FUORI CONCORSO
MOSTRA DEL CINEMA DI VENEZIA
Più che un documentario su Fellini una specie di ricostruzione partecipata, mettere in scena non solo Fellini ma parte del suo mondo (i teatri di posa in primis) in un racconto che è fatto dal regista stesso, cioè da Scola. Fellini per come lo conosceva, attraverso i punti in comune che i due avevano, i luoghi che hanno frequentato, il modo in cui si sono conosciuti e ciò che hanno potuto fare insieme.
Il regista di Rimini è interpretato da un attore giovane per le parti degli anni '40 e da uno che non vediamo in volto per quelle anni '70, spesso parla con la vera voce di Fellini presa da interviste, altre volte vediamo qualche cosa di repertorio (ma poco), più spesso è raccontato dai ricordi di Scola.
L'intento ovviamente è non solo raccontare con affetto l'uomo Fellini (il bugiardo, il vanesio, il vigliacco) ma anche tutto un cinema di quegli anni formatosi al Marc'Aurelio.
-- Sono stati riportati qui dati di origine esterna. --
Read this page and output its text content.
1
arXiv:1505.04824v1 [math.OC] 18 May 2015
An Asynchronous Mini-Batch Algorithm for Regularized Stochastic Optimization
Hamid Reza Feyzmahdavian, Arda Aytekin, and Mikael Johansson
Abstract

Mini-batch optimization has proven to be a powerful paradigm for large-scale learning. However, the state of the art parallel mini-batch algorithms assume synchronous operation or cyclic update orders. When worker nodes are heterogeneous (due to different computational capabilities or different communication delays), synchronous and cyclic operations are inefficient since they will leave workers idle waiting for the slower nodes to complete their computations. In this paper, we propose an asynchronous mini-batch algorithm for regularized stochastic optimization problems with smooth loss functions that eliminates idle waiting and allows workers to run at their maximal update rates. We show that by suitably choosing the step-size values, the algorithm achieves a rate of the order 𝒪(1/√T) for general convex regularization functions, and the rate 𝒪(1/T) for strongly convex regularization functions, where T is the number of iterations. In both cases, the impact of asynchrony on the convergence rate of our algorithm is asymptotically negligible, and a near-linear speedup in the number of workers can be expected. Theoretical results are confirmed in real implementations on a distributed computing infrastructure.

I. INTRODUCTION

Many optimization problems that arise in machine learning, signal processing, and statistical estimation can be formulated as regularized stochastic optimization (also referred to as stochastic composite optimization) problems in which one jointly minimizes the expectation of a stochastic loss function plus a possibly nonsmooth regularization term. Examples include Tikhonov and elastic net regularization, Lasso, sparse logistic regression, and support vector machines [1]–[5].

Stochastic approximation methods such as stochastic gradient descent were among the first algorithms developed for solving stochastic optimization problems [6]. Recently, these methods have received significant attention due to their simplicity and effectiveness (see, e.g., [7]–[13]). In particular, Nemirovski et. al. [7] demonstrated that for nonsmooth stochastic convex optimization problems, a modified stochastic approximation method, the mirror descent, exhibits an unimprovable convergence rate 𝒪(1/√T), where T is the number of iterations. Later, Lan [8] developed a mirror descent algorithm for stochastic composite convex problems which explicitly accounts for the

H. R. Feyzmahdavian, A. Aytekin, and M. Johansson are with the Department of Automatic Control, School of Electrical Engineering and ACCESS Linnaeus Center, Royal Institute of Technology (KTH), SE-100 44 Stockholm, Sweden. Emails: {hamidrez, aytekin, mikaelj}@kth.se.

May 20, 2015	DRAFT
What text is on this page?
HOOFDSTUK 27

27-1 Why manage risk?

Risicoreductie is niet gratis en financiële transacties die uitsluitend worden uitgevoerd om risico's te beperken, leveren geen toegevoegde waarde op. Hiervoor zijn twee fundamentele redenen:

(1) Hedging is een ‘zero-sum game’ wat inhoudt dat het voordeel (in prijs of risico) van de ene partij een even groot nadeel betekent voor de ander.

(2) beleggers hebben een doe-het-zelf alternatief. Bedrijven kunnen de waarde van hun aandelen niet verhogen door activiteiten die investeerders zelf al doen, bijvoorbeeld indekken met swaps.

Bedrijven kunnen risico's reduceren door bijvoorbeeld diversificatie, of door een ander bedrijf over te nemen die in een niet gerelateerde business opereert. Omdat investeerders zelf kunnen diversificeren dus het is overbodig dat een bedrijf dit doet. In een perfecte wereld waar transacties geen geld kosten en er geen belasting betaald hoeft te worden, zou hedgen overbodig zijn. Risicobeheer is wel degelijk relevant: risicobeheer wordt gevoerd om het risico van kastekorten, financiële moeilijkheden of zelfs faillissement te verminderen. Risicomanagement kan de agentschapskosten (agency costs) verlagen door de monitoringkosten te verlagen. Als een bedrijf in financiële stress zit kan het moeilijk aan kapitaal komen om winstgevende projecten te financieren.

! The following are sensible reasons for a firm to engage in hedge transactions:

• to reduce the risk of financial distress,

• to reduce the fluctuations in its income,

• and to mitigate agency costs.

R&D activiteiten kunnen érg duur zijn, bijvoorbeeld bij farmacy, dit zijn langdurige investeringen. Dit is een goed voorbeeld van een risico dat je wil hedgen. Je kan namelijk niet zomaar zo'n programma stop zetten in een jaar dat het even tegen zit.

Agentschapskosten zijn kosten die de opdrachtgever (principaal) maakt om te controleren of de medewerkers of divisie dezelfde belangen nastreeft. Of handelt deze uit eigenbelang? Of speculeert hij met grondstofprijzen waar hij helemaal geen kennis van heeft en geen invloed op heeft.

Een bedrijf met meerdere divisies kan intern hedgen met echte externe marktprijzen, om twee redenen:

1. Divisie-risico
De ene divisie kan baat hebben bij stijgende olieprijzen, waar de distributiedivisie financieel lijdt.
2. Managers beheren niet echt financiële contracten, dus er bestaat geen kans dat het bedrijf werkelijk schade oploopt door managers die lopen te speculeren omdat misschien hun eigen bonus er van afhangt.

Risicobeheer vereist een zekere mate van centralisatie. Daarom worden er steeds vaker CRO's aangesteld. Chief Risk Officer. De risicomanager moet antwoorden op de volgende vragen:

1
La parte più lunga ed esaustiva del film infatti pare quella degli anni in cui scriveva sul settimanale satirico o per spettacoli di rivista o ancora come ghost-writer per altri. Gli anni di una formazione sotto il fascismo e poi fatta di un umorismo semplice e della messa a punto di quell'universo umano già presente nei suoi disegni.
La parte più sgradevole invece è quella relativa a Scola stesso. Non solo il film non è messo in scena come è scritto, ma molto molto peggio, in certi punti sembra anche voler mettere sotto il riflettore quanto Ettore Scola sia stato simile a Fellini, quanto anch'egli sia stato parte di quel brodo culturale e quanto, molti dei meriti, dei pregi e delle lodi che solitamente si rivolgano a Fellini siano valide anche per lui.
Nel fare il confronto tra il suo modo di procedere e quello del regista celebrato, nel trovare punti di contatto, attori in comune, discorsi tra i due Scola traccia insomma un parallelo diretto che dovrebbe essere l'ultimo a fare.